There were a lot of things that didn’t quite materialize during my spring break, but I’m happy to report that this ice cream, which I made on Sunday afternoon–mere hours away from my Monday morning return to campus–helped the break to end on a high note. And if the fog keeps rolling in like it has been, before the week is out I may just have to make another batch.
Lemon Poppy Seed Ice Cream
Yields about 1 quart
Inspired by a description of a trip to Berlin on Butter Tree (another food blog by a graduate student) and method inspired by The Perfect Scoop
Back when I made the Poppy Seed Whirligig Buns, I mentioned how I wasn’t really a poppy seed person, but, my oh my, things have changed. My experience cooking with them, however, is still quite limited. Because I wanted to try my hand at coming up with something before turning to any sources, I only did an internet search for poppy seeds after the Greek and I licked our ice cream bowls clean on Sunday night. From this article, I found that not only do poppy seeds have both a lot of fiber and calcium (a plus), but also a high caloric count (a minus). From this other article, I discovered that grinding them, as with most things, brings out an entirely new flavor.
I had, in fact, considered grinding the seeds since I knew that I would be straining the custard base after heating it and that the swollen poppy seeds wouldn’t fit through the fine mesh strainer. I decided against it though because I wanted the ice cream to be both studded and crunchy (they’re quite easy to scrape out of the strainer and into the bowl, which is exactly what I did). Based on one recipe that I found, it seems that grinding the poppy seeds is perhaps more standard. I may just have to try this variant next, although I’m not sure that will make me resist the pull of the lemon.
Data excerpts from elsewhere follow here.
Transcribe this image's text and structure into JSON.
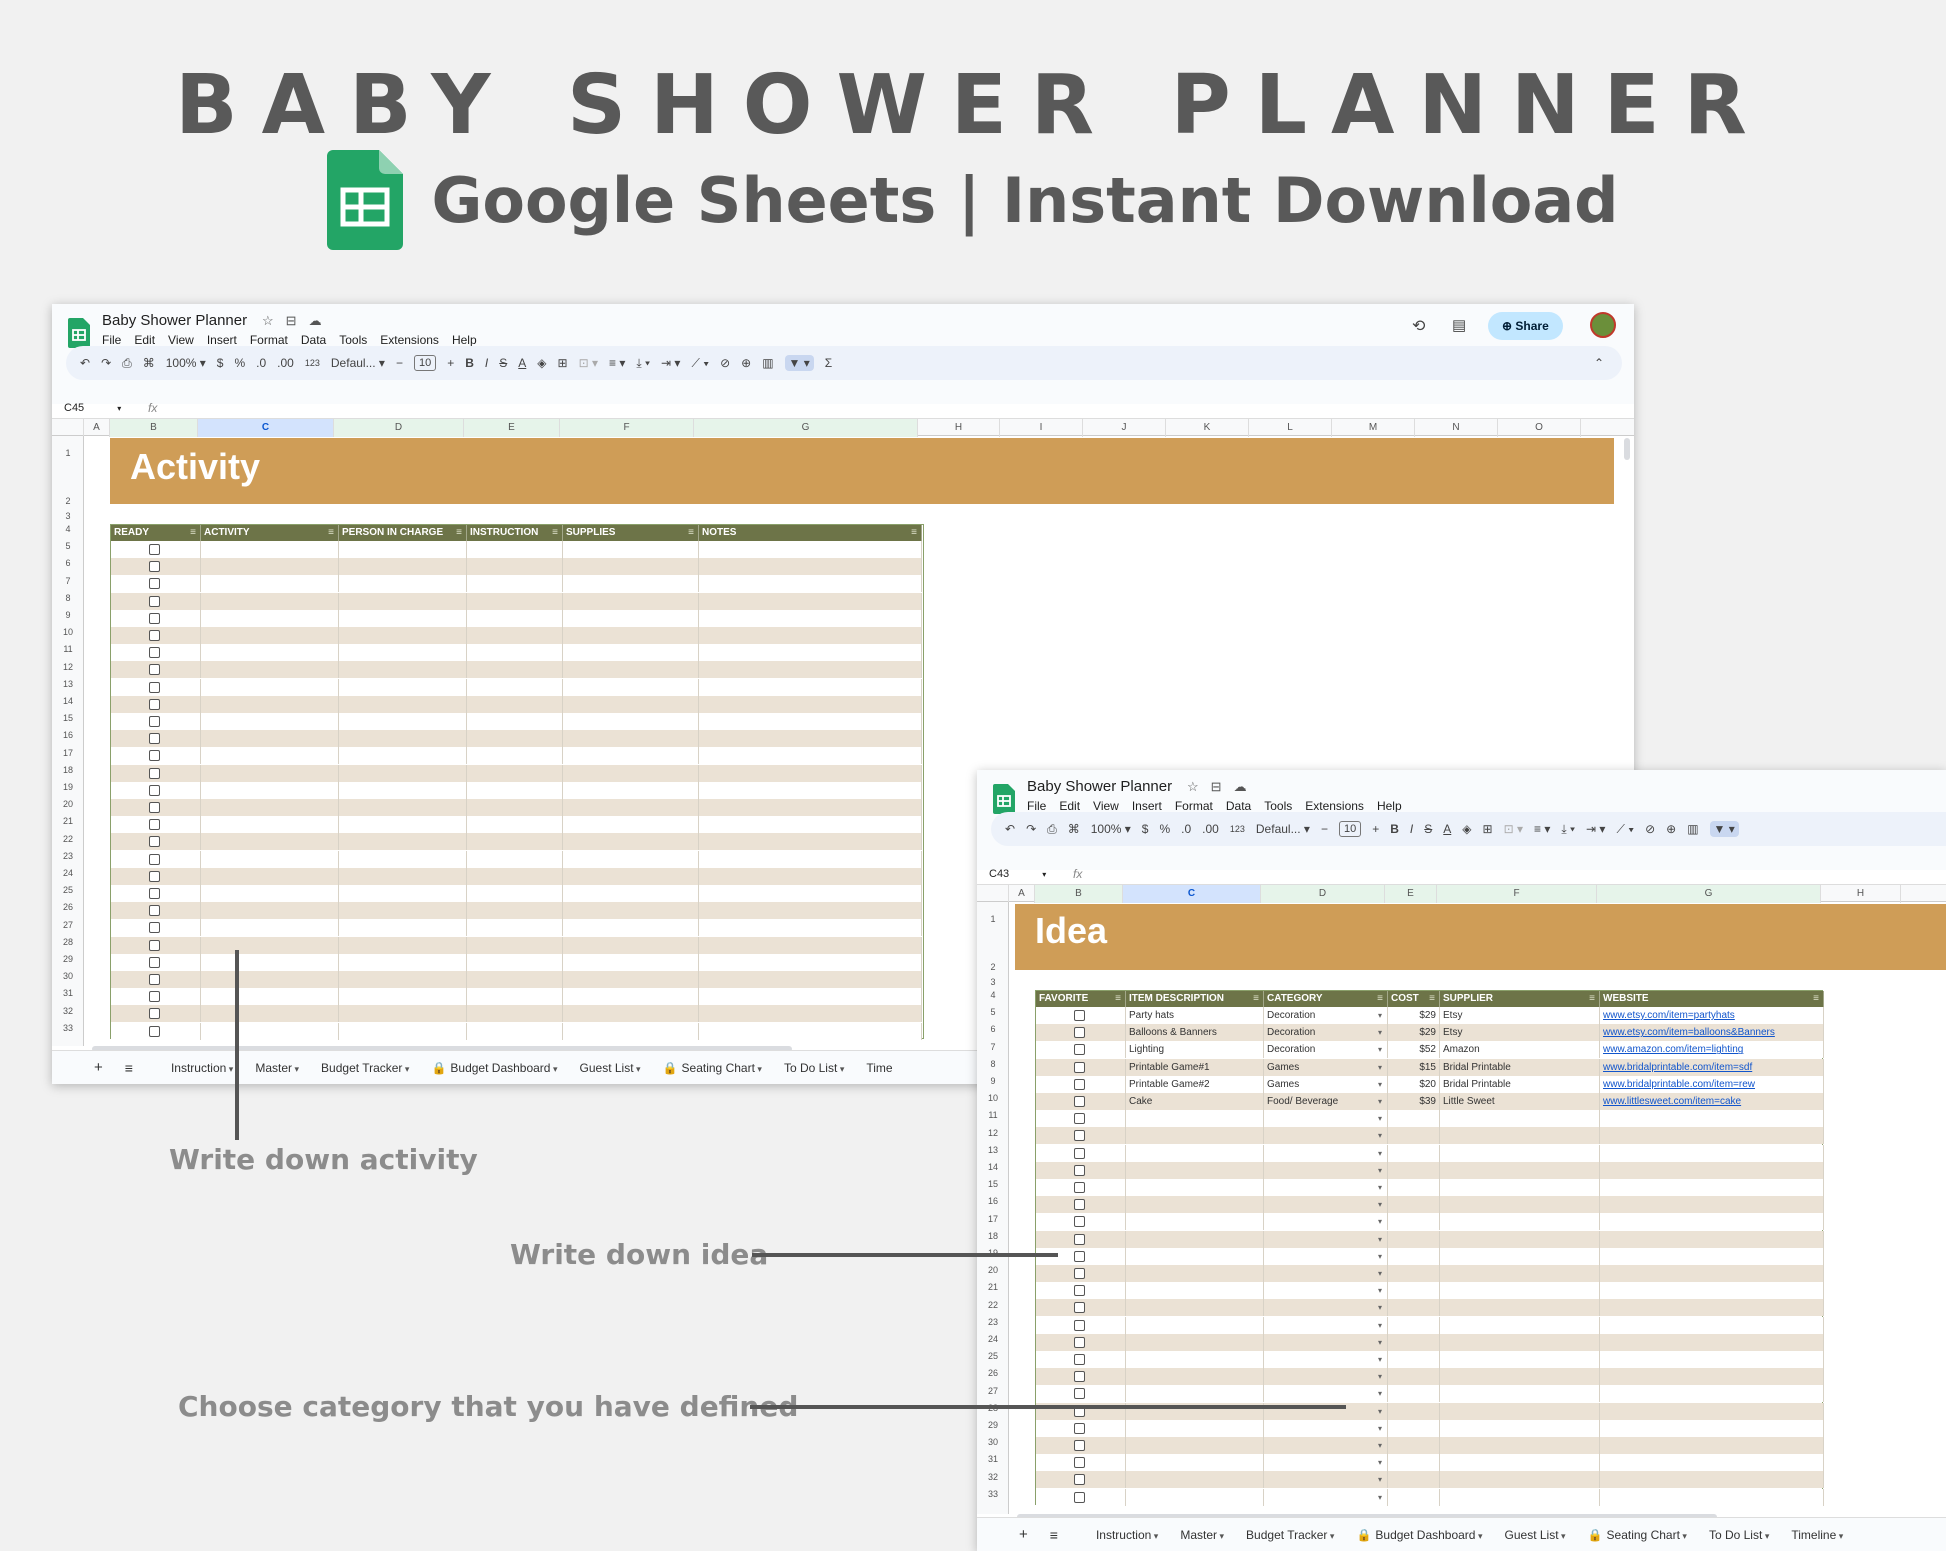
{
  "header": {
    "title": "BABY SHOWER PLANNER",
    "subtitle": "Google Sheets | Instant Download"
  },
  "app": {
    "doc_title": "Baby Shower Planner",
    "menu": [
      "File",
      "Edit",
      "View",
      "Insert",
      "Format",
      "Data",
      "Tools",
      "Extensions",
      "Help"
    ],
    "share_label": "Share",
    "zoom": "100%",
    "font": "Defaul...",
    "font_size": "10",
    "toolbar": {
      "currency": "$",
      "percent": "%",
      "dec_less": ".0",
      "dec_more": ".00",
      "format123": "123",
      "bold": "B",
      "italic": "I",
      "text_color": "A",
      "sigma": "Σ",
      "minus": "−",
      "plus": "+"
    }
  },
  "tabs": [
    "Instruction",
    "Master",
    "Budget Tracker",
    "Budget Dashboard",
    "Guest List",
    "Seating Chart",
    "To Do List",
    "Timeline"
  ],
  "locked_tabs": [
    "Budget Dashboard",
    "Seating Chart"
  ],
  "activity_sheet": {
    "name_box": "C45",
    "banner": "Activity",
    "columns": [
      "A",
      "B",
      "C",
      "D",
      "E",
      "F",
      "G",
      "H",
      "I",
      "J",
      "K",
      "L",
      "M",
      "N",
      "O"
    ],
    "headers": [
      "READY",
      "ACTIVITY",
      "PERSON IN CHARGE",
      "INSTRUCTION",
      "SUPPLIES",
      "NOTES"
    ],
    "rows_first": 1,
    "rows_last": 33,
    "tab_visible": "Time"
  },
  "idea_sheet": {
    "name_box": "C43",
    "banner": "Idea",
    "columns": [
      "A",
      "B",
      "C",
      "D",
      "E",
      "F",
      "G",
      "H"
    ],
    "headers": [
      "FAVORITE",
      "ITEM DESCRIPTION",
      "CATEGORY",
      "COST",
      "SUPPLIER",
      "WEBSITE"
    ],
    "items": [
      {
        "item": "Party hats",
        "category": "Decoration",
        "cost": "$29",
        "supplier": "Etsy",
        "website": "www.etsy.com/item=partyhats"
      },
      {
        "item": "Balloons & Banners",
        "category": "Decoration",
        "cost": "$29",
        "supplier": "Etsy",
        "website": "www.etsy.com/item=balloons&Banners"
      },
      {
        "item": "Lighting",
        "category": "Decoration",
        "cost": "$52",
        "supplier": "Amazon",
        "website": "www.amazon.com/item=lighting"
      },
      {
        "item": "Printable Game#1",
        "category": "Games",
        "cost": "$15",
        "supplier": "Bridal Printable",
        "website": "www.bridalprintable.com/item=sdf"
      },
      {
        "item": "Printable Game#2",
        "category": "Games",
        "cost": "$20",
        "supplier": "Bridal Printable",
        "website": "www.bridalprintable.com/item=rew"
      },
      {
        "item": "Cake",
        "category": "Food/ Beverage",
        "cost": "$39",
        "supplier": "Little Sweet",
        "website": "www.littlesweet.com/item=cake"
      }
    ]
  },
  "callouts": {
    "activity": "Write down activity",
    "idea": "Write down idea",
    "category": "Choose category that you have defined"
  }
}
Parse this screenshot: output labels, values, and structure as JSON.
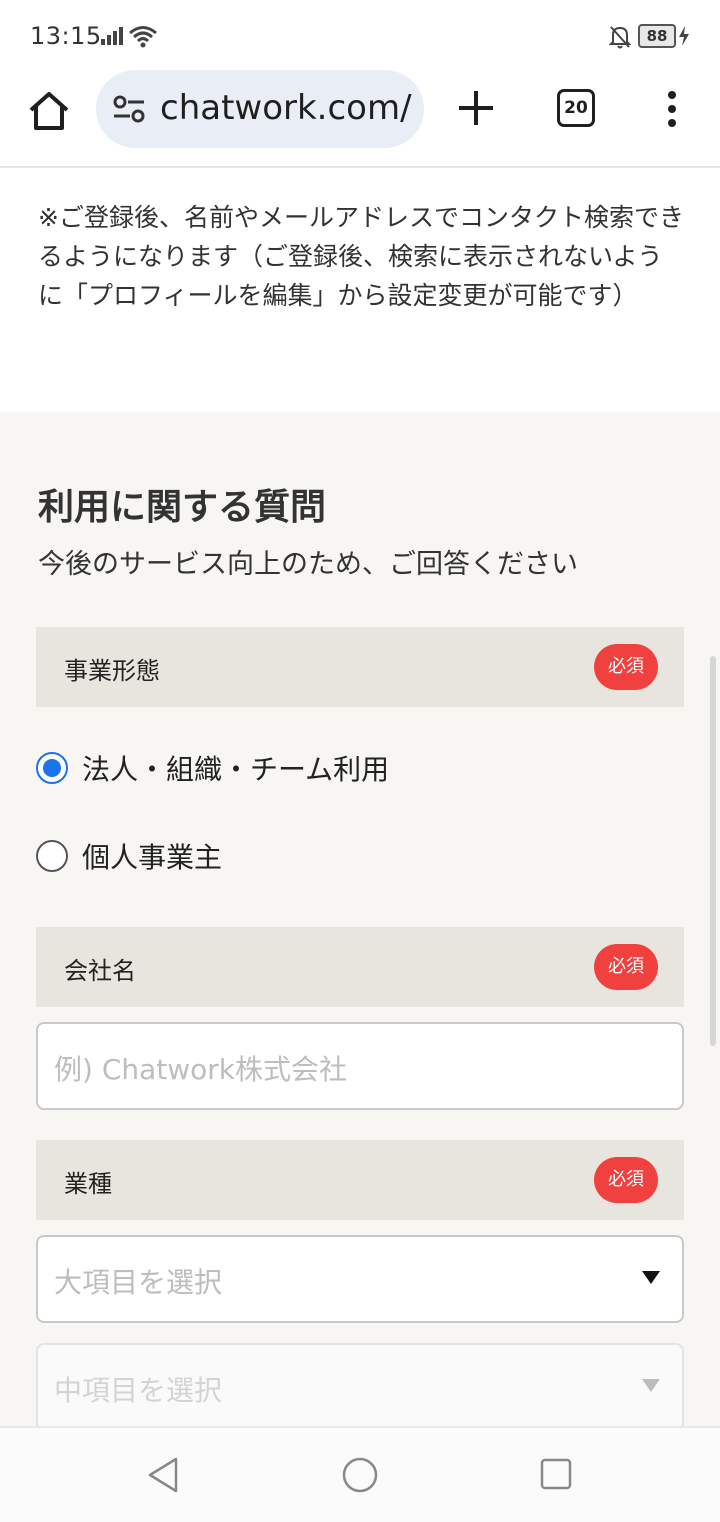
{
  "status_bar": {
    "time": "13:15",
    "battery": "88"
  },
  "browser": {
    "url": "chatwork.com/",
    "tab_count": "20"
  },
  "notice": "※ご登録後、名前やメールアドレスでコンタクト検索できるようになります（ご登録後、検索に表示されないように「プロフィールを編集」から設定変更が可能です）",
  "section": {
    "title": "利用に関する質問",
    "subtitle": "今後のサービス向上のため、ご回答ください"
  },
  "fields": {
    "business_type": {
      "label": "事業形態",
      "required": "必須",
      "options": [
        "法人・組織・チーム利用",
        "個人事業主"
      ],
      "selected": "法人・組織・チーム利用"
    },
    "company_name": {
      "label": "会社名",
      "required": "必須",
      "placeholder": "例) Chatwork株式会社"
    },
    "industry": {
      "label": "業種",
      "required": "必須",
      "major_placeholder": "大項目を選択",
      "minor_placeholder": "中項目を選択"
    }
  },
  "colors": {
    "accent": "#1a73e8",
    "required_badge": "#f1413e",
    "field_header": "#e7e5de",
    "section_bg": "#f7f6f3"
  }
}
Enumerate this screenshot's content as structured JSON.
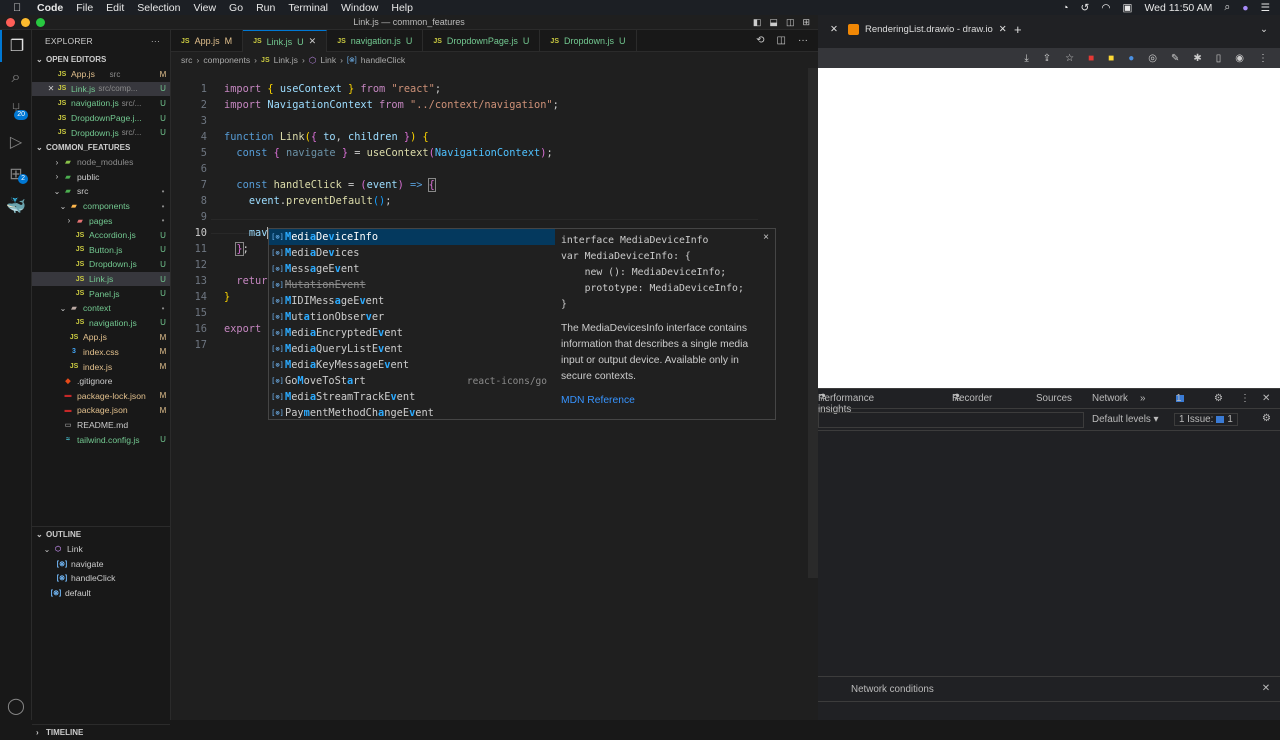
{
  "menubar": {
    "apple": "",
    "items": [
      "Code",
      "File",
      "Edit",
      "Selection",
      "View",
      "Go",
      "Run",
      "Terminal",
      "Window",
      "Help"
    ],
    "clock": "Wed 11:50 AM"
  },
  "window": {
    "title": "Link.js — common_features"
  },
  "activity_bar": {
    "source_control_badge": "20",
    "extensions_badge": "2"
  },
  "explorer": {
    "title": "EXPLORER",
    "more": "···",
    "open_editors": {
      "label": "OPEN EDITORS",
      "items": [
        {
          "name": "App.js",
          "path": "src",
          "status": "M",
          "close": ""
        },
        {
          "name": "Link.js",
          "path": "src/comp...",
          "status": "U",
          "close": "✕"
        },
        {
          "name": "navigation.js",
          "path": "src/...",
          "status": "U",
          "close": ""
        },
        {
          "name": "DropdownPage.j...",
          "path": "",
          "status": "U",
          "close": ""
        },
        {
          "name": "Dropdown.js",
          "path": "src/...",
          "status": "U",
          "close": ""
        }
      ]
    },
    "project": {
      "label": "COMMON_FEATURES",
      "items": [
        {
          "name": "node_modules",
          "type": "folder",
          "status": ""
        },
        {
          "name": "public",
          "type": "folder",
          "status": ""
        },
        {
          "name": "src",
          "type": "folder",
          "status": "•"
        },
        {
          "name": "components",
          "type": "folder",
          "status": "•"
        },
        {
          "name": "pages",
          "type": "folder",
          "status": "•"
        },
        {
          "name": "Accordion.js",
          "type": "js",
          "status": "U"
        },
        {
          "name": "Button.js",
          "type": "js",
          "status": "U"
        },
        {
          "name": "Dropdown.js",
          "type": "js",
          "status": "U"
        },
        {
          "name": "Link.js",
          "type": "js",
          "status": "U"
        },
        {
          "name": "Panel.js",
          "type": "js",
          "status": "U"
        },
        {
          "name": "context",
          "type": "folder",
          "status": "•"
        },
        {
          "name": "navigation.js",
          "type": "js",
          "status": "U"
        },
        {
          "name": "App.js",
          "type": "js",
          "status": "M"
        },
        {
          "name": "index.css",
          "type": "css",
          "status": "M"
        },
        {
          "name": "index.js",
          "type": "js",
          "status": "M"
        },
        {
          "name": ".gitignore",
          "type": "git",
          "status": ""
        },
        {
          "name": "package-lock.json",
          "type": "json",
          "status": "M"
        },
        {
          "name": "package.json",
          "type": "json",
          "status": "M"
        },
        {
          "name": "README.md",
          "type": "md",
          "status": ""
        },
        {
          "name": "tailwind.config.js",
          "type": "tw",
          "status": "U"
        }
      ]
    },
    "outline": {
      "label": "OUTLINE",
      "items": [
        {
          "name": "Link",
          "kind": "component"
        },
        {
          "name": "navigate",
          "kind": "variable"
        },
        {
          "name": "handleClick",
          "kind": "variable"
        },
        {
          "name": "default",
          "kind": "variable"
        }
      ]
    },
    "timeline": {
      "label": "TIMELINE"
    }
  },
  "editor": {
    "tabs": [
      {
        "name": "App.js",
        "status": "M"
      },
      {
        "name": "Link.js",
        "status": "U",
        "close": "✕"
      },
      {
        "name": "navigation.js",
        "status": "U"
      },
      {
        "name": "DropdownPage.js",
        "status": "U"
      },
      {
        "name": "Dropdown.js",
        "status": "U"
      }
    ],
    "breadcrumb": [
      "src",
      "components",
      "Link.js",
      "Link",
      "handleClick"
    ],
    "current_line": 10,
    "line_numbers": [
      "1",
      "2",
      "3",
      "4",
      "5",
      "6",
      "7",
      "8",
      "9",
      "10",
      "11",
      "12",
      "13",
      "14",
      "15",
      "16",
      "17"
    ],
    "typed_text": "mav",
    "suggestions": [
      {
        "label": "MediaDeviceInfo",
        "detail": "",
        "deprecated": false
      },
      {
        "label": "MediaDevices",
        "detail": "",
        "deprecated": false
      },
      {
        "label": "MessageEvent",
        "detail": "",
        "deprecated": false
      },
      {
        "label": "MutationEvent",
        "detail": "",
        "deprecated": true
      },
      {
        "label": "MIDIMessageEvent",
        "detail": "",
        "deprecated": false
      },
      {
        "label": "MutationObserver",
        "detail": "",
        "deprecated": false
      },
      {
        "label": "MediaEncryptedEvent",
        "detail": "",
        "deprecated": false
      },
      {
        "label": "MediaQueryListEvent",
        "detail": "",
        "deprecated": false
      },
      {
        "label": "MediaKeyMessageEvent",
        "detail": "",
        "deprecated": false
      },
      {
        "label": "GoMoveToStart",
        "detail": "react-icons/go",
        "deprecated": false
      },
      {
        "label": "MediaStreamTrackEvent",
        "detail": "",
        "deprecated": false
      },
      {
        "label": "PaymentMethodChangeEvent",
        "detail": "",
        "deprecated": false
      }
    ],
    "docs": {
      "signature": "interface MediaDeviceInfo\nvar MediaDeviceInfo: {\n    new (): MediaDeviceInfo;\n    prototype: MediaDeviceInfo;\n}",
      "description": "The MediaDevicesInfo interface contains information that describes a single media input or output device. Available only in secure contexts.",
      "link": "MDN Reference",
      "close": "×"
    }
  },
  "browser": {
    "tab_title": "RenderingList.drawio - draw.io",
    "devtools": {
      "tabs": [
        "Performance insights",
        "Recorder",
        "Sources",
        "Network"
      ],
      "more": "»",
      "issues_badge": "1",
      "default_levels": "Default levels ▾",
      "issues_label": "1 Issue:",
      "issues_count": "1",
      "drawer_tab": "Network conditions"
    }
  }
}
1 cup whole milk (I used 3/4 cup of 2% and topped it off to a cup with whipping cream)
3/4 cup sugar
pinch of sea salt
1/2 cup poppy seeds
zest and juice of one lemon (for me, this came out to be 1/4 cup lemon juice, which was just right)
2 cups whipping cream or heavy whipping cream
5 large egg yolks
-Warm the milk, sugar, sea salt, lemon zest, lemon juice and poppy seeds in a small saucepan. When warm, turn off the heat and let sit for about 20-30 minutes.
-Rewarm the lemony-poppy seed milk mixture on low heat.
-As the milk mixture is heating up, pour the remaining 1 cup cream into a medium-sized bowl and set a fine mesh strainer on top.
-Place this bowl within a larger bowl and set up an ice bath. Then, set aside until the custard is ready.
-In another medium-sized bowl, whisk the egg yolks together. Then, while whisking constantly, slowly pour the warm milk mixture into the egg yolks.
-Pour the egg yolk-milk mixture back into the small saucepan.
-Heat the mixture, constantly stirring it with a heatproof spatula and scraping the bottom of the pot so that nothing sticks. Do not allow the mixture to come to a boil.
-Once the mixture has thickened and coats the spatula, pour it through the strainer into the cream.
-Stir until the mixture is cool and then place the mixture in the refrigerator with plastic wrap loosely covering the bowl. Let the ice cream base chill in the refrigerator for a few hours (for the impatient) or overnight (for best results).
-After chilling thoroughly, freeze the mixture according to ice cream maker’s instructions.
-Place in the freezer and prepare to enjoy your bounty.